Not every day in this inquest feels heavy in the same way.
There are days where the testimony is difficult to hear. Where the emotion sits close to the surface. Where the questions are sharp and the answers carry immediate weight.
And then there are days like this one.
Long. Technical. At times, difficult to follow. A day that, on the surface, may not feel like it moves the story forward.
But it does.
Because today, for the first time, we were given a clear explanation of what was happening inside Heather Winterstein’s body while she was moving through the emergency department.
Dr. Dominic Mertz, an infectious disease specialist, was called to explain sepsis. Not in abstract terms, but in a way that could help the jury understand how an infection begins, how it progresses, and how it becomes life-threatening.
He was careful in his role. He was not there to assign blame. He was not there to say whether anyone acted appropriately or not. His task was narrower, but essential: to explain the medical process.
What he described was not sudden.
It was not random.
It was a progression.
Sepsis begins with infection. Often something small. A break in the skin. A localized area of pain, redness, swelling. Something that may not immediately appear serious.
From there, the body responds.
At first, it compensates. The heart rate increases. Breathing becomes faster. Blood is directed toward the organs that need it most. These are not signs of failure. They are signs that the body is working to contain something.

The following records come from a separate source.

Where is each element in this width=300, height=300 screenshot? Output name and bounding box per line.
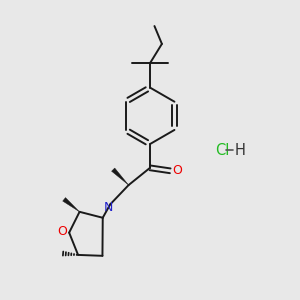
- Text: N: N: [104, 201, 114, 214]
- Text: O: O: [172, 164, 182, 177]
- Text: O: O: [57, 225, 67, 238]
- Text: H: H: [235, 142, 246, 158]
- Text: Cl: Cl: [215, 142, 230, 158]
- Polygon shape: [112, 168, 129, 185]
- Polygon shape: [63, 198, 80, 212]
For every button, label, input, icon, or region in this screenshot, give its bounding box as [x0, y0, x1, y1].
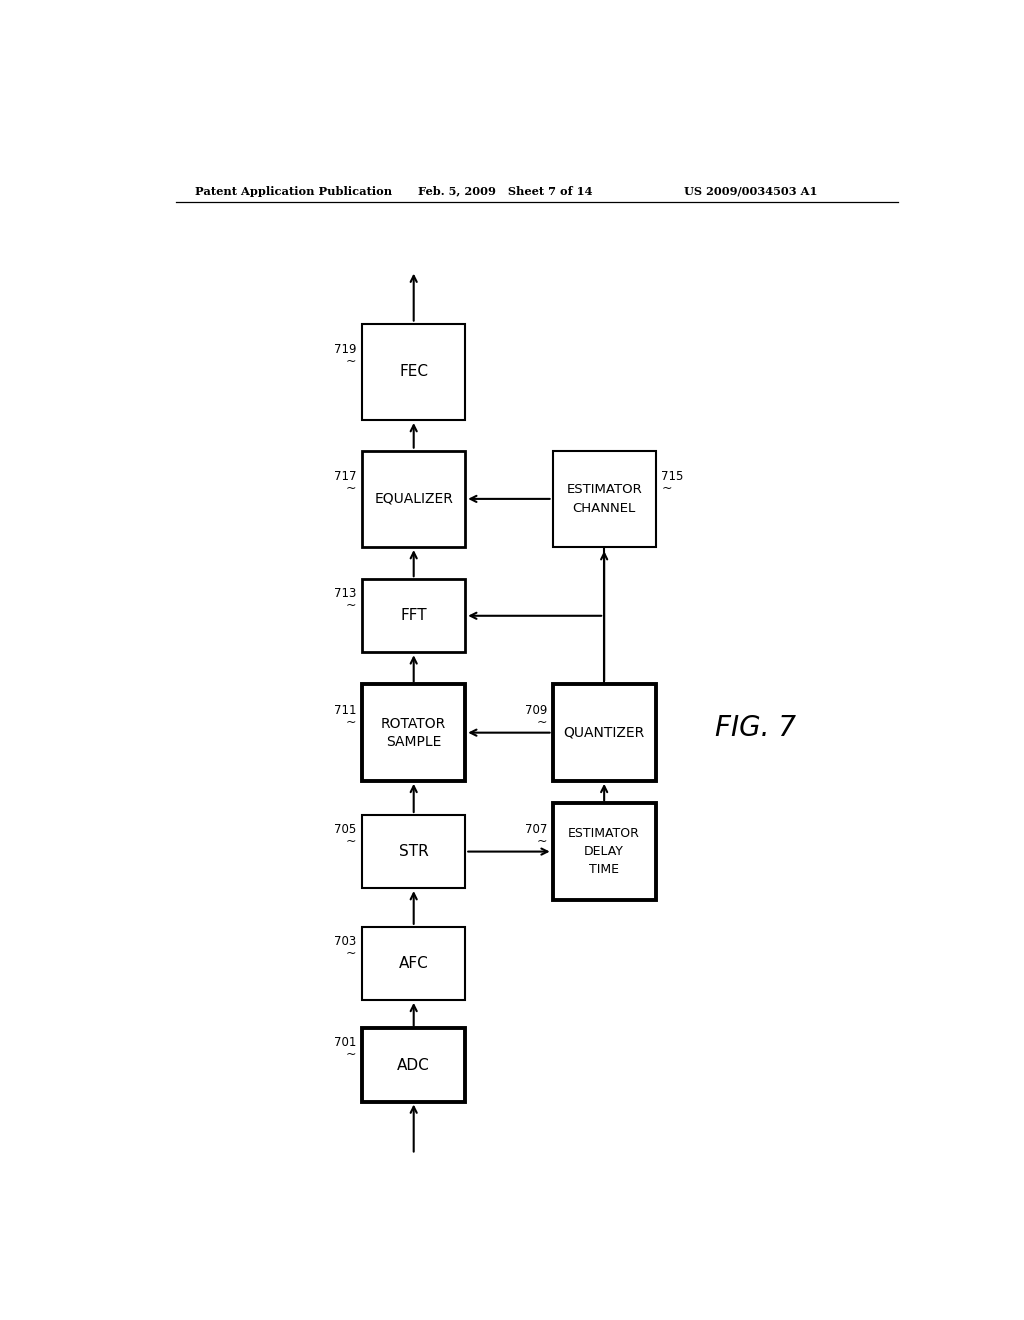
Text: 709: 709 — [524, 704, 547, 717]
Bar — [362, 684, 465, 781]
Text: ~: ~ — [537, 836, 547, 847]
Text: ~: ~ — [346, 1048, 356, 1061]
Bar — [362, 814, 465, 888]
Text: 711: 711 — [334, 704, 356, 717]
Text: ROTATOR: ROTATOR — [381, 717, 446, 730]
Text: STR: STR — [398, 843, 429, 859]
Text: TIME: TIME — [589, 863, 620, 876]
Text: FFT: FFT — [400, 609, 427, 623]
Bar — [553, 684, 655, 781]
Text: US 2009/0034503 A1: US 2009/0034503 A1 — [684, 186, 817, 197]
Text: ~: ~ — [346, 836, 356, 847]
Bar — [553, 804, 655, 900]
Text: Patent Application Publication: Patent Application Publication — [196, 186, 392, 197]
Text: 703: 703 — [334, 935, 356, 948]
Text: QUANTIZER: QUANTIZER — [563, 726, 645, 739]
Text: 701: 701 — [334, 1036, 356, 1049]
Bar — [362, 450, 465, 548]
Text: CHANNEL: CHANNEL — [572, 502, 636, 515]
Text: 705: 705 — [334, 822, 356, 836]
Text: FIG. 7: FIG. 7 — [715, 714, 797, 742]
Bar — [362, 927, 465, 1001]
Text: ~: ~ — [346, 355, 356, 368]
Text: 713: 713 — [334, 587, 356, 599]
Text: Feb. 5, 2009   Sheet 7 of 14: Feb. 5, 2009 Sheet 7 of 14 — [418, 186, 592, 197]
Text: ~: ~ — [346, 715, 356, 729]
Bar — [362, 323, 465, 420]
Text: ESTIMATOR: ESTIMATOR — [568, 826, 640, 840]
Text: ~: ~ — [346, 946, 356, 960]
Text: 715: 715 — [662, 470, 684, 483]
Text: ~: ~ — [346, 599, 356, 612]
Text: ESTIMATOR: ESTIMATOR — [566, 483, 642, 496]
Text: EQUALIZER: EQUALIZER — [374, 492, 454, 506]
Text: DELAY: DELAY — [585, 845, 624, 858]
Text: ~: ~ — [537, 715, 547, 729]
Text: 719: 719 — [334, 343, 356, 356]
Text: ~: ~ — [662, 482, 672, 495]
Text: FEC: FEC — [399, 364, 428, 379]
Text: ADC: ADC — [397, 1057, 430, 1073]
Text: ~: ~ — [346, 482, 356, 495]
Bar — [553, 450, 655, 548]
Text: 717: 717 — [334, 470, 356, 483]
Text: 707: 707 — [524, 822, 547, 836]
Bar — [362, 579, 465, 652]
Text: SAMPLE: SAMPLE — [386, 735, 441, 748]
Text: AFC: AFC — [398, 956, 429, 972]
Bar — [362, 1028, 465, 1102]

But when that infection is not brought under control, the response changes.
It becomes dysregulated.
The systems that were compensating begin to strain. The kidneys struggle. The liver struggles. Blood pressure begins to fall. The body is no longer responding in a controlled way.
It is being overwhelmed.
And when that process continues, it leads to septic shock.
That is where survival becomes uncertain.
This matters, because Heather was not found to have a minor infection.
At autopsy, two serious bacteria were identified in her bloodstream: Group A Streptococcus and Staphylococcus aureus.
Either one, on its own, can cause significant illness.
Together, they suggest something more.
Dr. Mertz explained that it is uncommon to see two organisms in the bloodstream at the same time. When it does occur, it often points to a more severe or complex source of infection. Both bacteria are commonly associated with skin and soft tissue infections. Both can begin with something small and progress quickly.
This was not a single, isolated finding.
It was a serious infection profile.
He also explained how these infections typically present. Early signs can be subtle. Pain. Redness. Tenderness. Swelling. These are symptoms that, in isolation, can be associated with many different conditions.
But as the infection spreads and the body’s response intensifies, those signs begin to change.
Heart rate increases.
Breathing becomes more rapid.
Blood pressure begins to fall.
Patients may appear confused, slowed, or visibly unwell.
Skin may become cool or mottled.
These are not vague indicators.
They are the clinical signs of a body moving from infection into sepsis.
And that progression does not happen all at once.
It happens over time.
This is where today’s evidence begins to connect, quietly but firmly, to everything that has been heard so far.
Because what we now understand is that Heather was not simply experiencing pain.
Her body was responding to a serious infection.
That response would have followed a progression. It would have produced signs. Some subtle. Some more pronounced. Not necessarily all at once, and not necessarily in a way that is immediately obvious.
But not random.
Not without pattern.
Dr. Mertz was careful not to step beyond his role. His understanding of Heather’s case came entirely from the record—medical charts, laboratory results, EMS reports, and the autopsy findings. He did not observe the witnesses. He did not see the videos. He deferred to the jury on what actually occurred in those moments.
But his evidence provides something the inquest did not yet have.
A framework.
A way to understand what those symptoms could mean, how they might evolve, and what happens when that evolution is not interrupted.
This does not answer the question of what should have been done.
It does something more foundational.
It defines what was happening.
And once that is understood, the earlier evidence does not stand alone anymore.
It exists in context.
The reports of pain.
The descriptions of movement.
The observations of behavior.
The decisions made within minutes.
All of it now sits alongside a medical explanation of a body moving toward systemic failure.
There are still days of testimony ahead. There will be further analysis, further questioning, and ultimately, conclusions.
But today changes the frame.
Because it becomes harder to see this as a series of disconnected moments.
And easier to see it as a progression that was already underway.
Heather Winterstein came to the hospital with worsening pain.
What we are now beginning to understand is that her body may have been telling a much more serious story.
One that had already begun.
And one that, by the end of that day, could not be reversed.